Federated Temporal Graph Clustering
Liu, Yang, Zhou, Zihao, Xu, Xianghong, Li, Qian
Temporal graph clustering is a complex task that involves discovering meaningful structures in dynamic graphs where relationships and entities change over time. Existing methods typically require centralized data collection, which poses significant privacy and communication challenges. In this work, we introduce a novel Federated Temporal Graph Clustering (FTGC) framework that enables decentralized training of graph neural networks (GNNs) across multiple clients, ensuring data privacy throughout the process.
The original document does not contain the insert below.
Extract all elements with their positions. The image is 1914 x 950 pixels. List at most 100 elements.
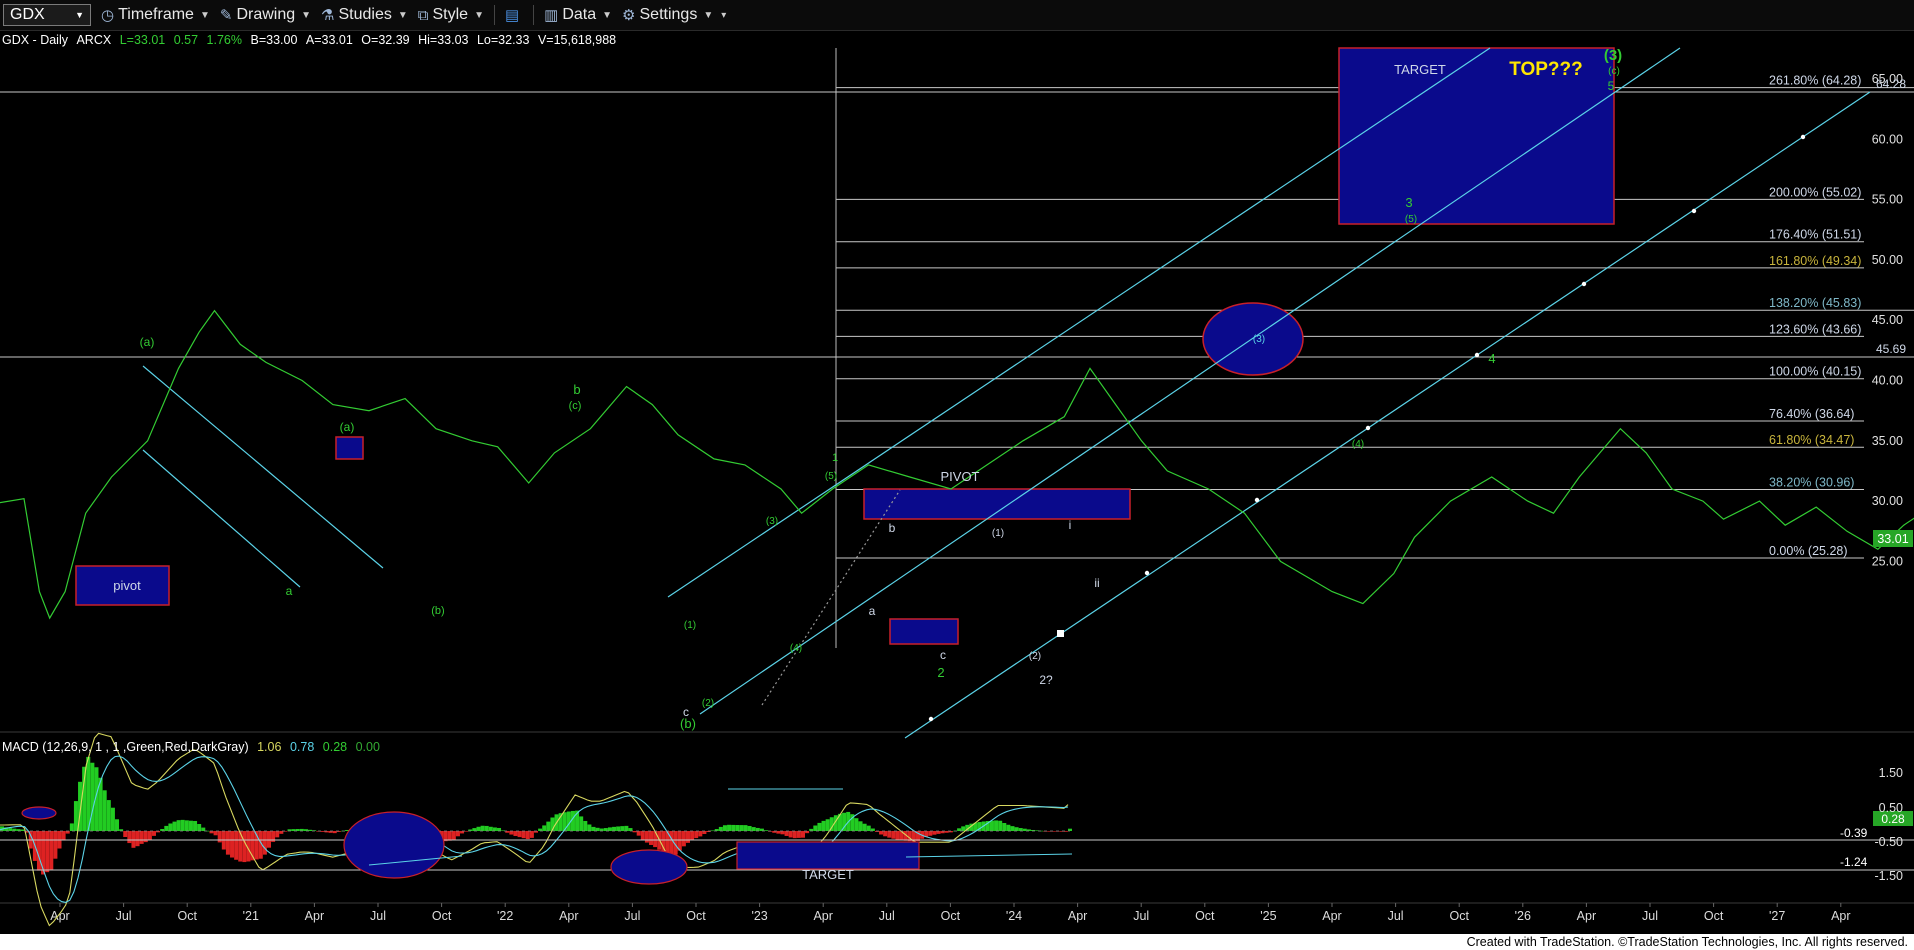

Our approach incorporates a temporal aggregation mechanism to effectively capture the evolution of graph structures over time and a federated optimization strategy to collaboratively learn high-quality clustering representations. By preserving data privacy and reducing communication overhead, our framework achieves competitive performance on temporal graph datasets, making it a promising solution for privacy-sensitive, real-world applications involving dynamic data.